Malaise Days
Having spent a large portion of this hot, humid, drought of a summer alone, I’m ready for better weather as a backdrop to my lack of enthusiasm. One would think that having a lot of time on one’s hands would inspire one to do all sorts of projects around the house. One would think. But when there’s no one around but me and the old dogs (not my feet, real old dogs) my I’ll-do-it-tomorrow syndrome saps my energy and productivity. My whole approach to life is “Ehh” or as in the Bette Midler mini-film “Why botha?”
Husband traveling most of the time; son away at school; me working whenever I can but never really having enough work to have fun money—that’s my life. Oh, I know it could be worse; that’s why I’m just at Ehh. Once when I was in this Phase of Malaise I actually stopped mid-sentence when talking to sister, Jennifer. “Aren’t you going to finish what you were saying?” she asked.
“I’ve got nothin’,” I replied.
David did come home for a few days. We shopped for a gift for his girlfriend and went to I-Hop. He peered past me in the booth and asked, “Is there some law that at some point of old age women are required to get those little tight bubble hairdos?” he asked.
“Apparently so. When I get to that point just shoot me,” I said.
“No problem,” he assured? me.
I also got in my Jeep and rode slowly through a nearby cemetery in search of an incessantly barking dog that I never found. It got me away from the house for a while. “Just promise you won’t get out of the car,” David said as I left, never looking up from his book. Now David is back at school, but he did tell me that a huge, six-point buck tore out of the woods and ran right past him on the sidewalk in broad daylight near the urban Athens, Georgia, campus. Reminds me of when I was in school. Good times. Good times.
One day I spent about forty-five minutes trying to extricate a bug from an adhesive lint roller without maiming it. Every time I worked one leg loose, the nut case put down another foot. It was quite frustrating for me and probably for the bug. I did manage to extricate it sans one leg (his, not mine) and it flew away, most likely at a disadvantage. I thought about the other bugs calling him gimpy, but how bad would it be to spend the one-hour lifespan you've got stuck to a lint roller?

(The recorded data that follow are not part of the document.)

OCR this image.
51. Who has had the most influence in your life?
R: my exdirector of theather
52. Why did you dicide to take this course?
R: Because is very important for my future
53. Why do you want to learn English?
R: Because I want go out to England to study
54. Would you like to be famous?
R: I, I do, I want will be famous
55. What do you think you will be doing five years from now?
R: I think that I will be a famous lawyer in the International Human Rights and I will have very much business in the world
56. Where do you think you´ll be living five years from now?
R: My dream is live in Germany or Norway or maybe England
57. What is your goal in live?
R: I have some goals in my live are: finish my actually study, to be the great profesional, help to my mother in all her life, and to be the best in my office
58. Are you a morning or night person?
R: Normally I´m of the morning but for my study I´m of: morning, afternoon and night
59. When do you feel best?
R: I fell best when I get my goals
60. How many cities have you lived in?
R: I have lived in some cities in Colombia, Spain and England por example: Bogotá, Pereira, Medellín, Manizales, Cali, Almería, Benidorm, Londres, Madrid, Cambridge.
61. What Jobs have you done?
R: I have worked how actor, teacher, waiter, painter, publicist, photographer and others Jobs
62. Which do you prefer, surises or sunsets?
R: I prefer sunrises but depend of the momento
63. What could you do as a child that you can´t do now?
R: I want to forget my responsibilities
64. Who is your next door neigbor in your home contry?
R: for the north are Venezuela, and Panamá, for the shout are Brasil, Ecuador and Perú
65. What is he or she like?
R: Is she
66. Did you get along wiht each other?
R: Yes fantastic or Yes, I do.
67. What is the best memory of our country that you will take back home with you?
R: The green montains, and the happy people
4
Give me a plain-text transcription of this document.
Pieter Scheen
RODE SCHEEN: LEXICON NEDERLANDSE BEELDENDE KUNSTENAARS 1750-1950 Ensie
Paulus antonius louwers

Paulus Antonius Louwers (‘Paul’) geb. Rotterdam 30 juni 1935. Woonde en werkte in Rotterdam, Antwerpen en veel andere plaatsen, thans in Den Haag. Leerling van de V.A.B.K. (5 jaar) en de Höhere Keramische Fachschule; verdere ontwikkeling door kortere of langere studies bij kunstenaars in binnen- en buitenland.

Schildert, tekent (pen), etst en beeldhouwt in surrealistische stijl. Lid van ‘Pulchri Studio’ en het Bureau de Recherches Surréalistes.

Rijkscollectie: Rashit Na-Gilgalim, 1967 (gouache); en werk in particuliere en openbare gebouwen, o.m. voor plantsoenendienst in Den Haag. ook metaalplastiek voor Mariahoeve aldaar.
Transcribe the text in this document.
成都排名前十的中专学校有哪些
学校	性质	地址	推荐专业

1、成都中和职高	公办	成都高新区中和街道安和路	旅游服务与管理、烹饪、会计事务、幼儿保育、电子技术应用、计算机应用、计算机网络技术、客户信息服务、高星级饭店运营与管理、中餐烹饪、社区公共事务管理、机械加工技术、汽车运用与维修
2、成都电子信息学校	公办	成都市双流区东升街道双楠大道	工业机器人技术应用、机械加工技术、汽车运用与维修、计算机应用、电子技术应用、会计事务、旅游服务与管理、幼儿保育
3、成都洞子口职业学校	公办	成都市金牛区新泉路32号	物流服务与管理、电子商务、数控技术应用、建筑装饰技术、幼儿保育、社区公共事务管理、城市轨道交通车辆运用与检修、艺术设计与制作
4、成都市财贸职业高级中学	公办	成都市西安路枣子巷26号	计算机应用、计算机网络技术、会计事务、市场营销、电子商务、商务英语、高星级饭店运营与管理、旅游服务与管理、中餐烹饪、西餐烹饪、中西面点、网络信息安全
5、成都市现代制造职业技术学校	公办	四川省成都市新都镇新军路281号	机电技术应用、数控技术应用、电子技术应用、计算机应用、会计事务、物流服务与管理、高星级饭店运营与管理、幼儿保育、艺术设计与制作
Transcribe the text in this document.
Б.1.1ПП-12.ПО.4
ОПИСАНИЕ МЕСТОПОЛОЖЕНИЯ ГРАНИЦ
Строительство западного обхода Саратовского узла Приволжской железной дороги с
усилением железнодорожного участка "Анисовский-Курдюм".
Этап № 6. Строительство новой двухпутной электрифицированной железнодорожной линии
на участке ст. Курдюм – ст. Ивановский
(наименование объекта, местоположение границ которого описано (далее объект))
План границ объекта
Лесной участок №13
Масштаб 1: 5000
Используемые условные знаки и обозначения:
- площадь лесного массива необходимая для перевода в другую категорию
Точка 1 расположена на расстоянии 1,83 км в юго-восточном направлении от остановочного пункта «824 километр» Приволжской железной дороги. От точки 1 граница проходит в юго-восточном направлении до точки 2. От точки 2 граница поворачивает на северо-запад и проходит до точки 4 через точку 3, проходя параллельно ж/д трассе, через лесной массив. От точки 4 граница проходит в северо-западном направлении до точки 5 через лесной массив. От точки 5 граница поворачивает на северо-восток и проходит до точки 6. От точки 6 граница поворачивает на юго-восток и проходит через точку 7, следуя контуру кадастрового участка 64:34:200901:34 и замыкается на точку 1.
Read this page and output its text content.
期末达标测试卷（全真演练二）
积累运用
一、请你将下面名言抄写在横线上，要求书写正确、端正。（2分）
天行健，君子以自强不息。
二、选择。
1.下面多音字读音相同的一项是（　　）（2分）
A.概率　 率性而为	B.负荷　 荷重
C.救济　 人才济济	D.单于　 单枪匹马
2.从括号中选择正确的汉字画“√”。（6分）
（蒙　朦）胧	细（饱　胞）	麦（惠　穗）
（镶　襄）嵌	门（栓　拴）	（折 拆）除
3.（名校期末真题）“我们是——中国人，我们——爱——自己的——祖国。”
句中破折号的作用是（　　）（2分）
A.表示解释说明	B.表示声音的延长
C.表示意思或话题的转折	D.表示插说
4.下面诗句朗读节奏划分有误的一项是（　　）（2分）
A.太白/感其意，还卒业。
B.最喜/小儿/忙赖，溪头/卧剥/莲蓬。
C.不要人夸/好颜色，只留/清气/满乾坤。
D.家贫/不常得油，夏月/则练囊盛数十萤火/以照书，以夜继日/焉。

I’ve been reading true crime books with names like “Kiss me, Kill me” but I hide them at night so as not to give an intruder any ideas, because he would probably just take the second part of the title literally. I started to view ordinary household objects like scissors and potato peelers as “weapons of convenience” as termed in the books, so decided to stop reading that genre for awhile. I admit, however, that I did consider putting a candlestick, a pipe, a knife, a rope, and a gun next to the bed along with a Professor Plum card and a sign that said, “Pick just one and make it snappy!”
Last night I watched several episodes of “Intervention” while drinking several glasses of wine. Then on a Sunday morning at 7:30 I got a recorded political message from the Fred Thompson for president campaign. You just lost any hope for a vote from me, you inconsiderate %#@$! It’s as good a way to make political decisions as any at this point.
I can't believe it, but that damn dog is barking again.
So should I watch a movie? Ehh.
Should I fold some laundry? Naah.
Read the paper, clean the bathrooms, vacuum, dust, clean out my closet? No, nein, and nada.
Should I write a blog with any interest or redeeming value whatsoever? Apparently not.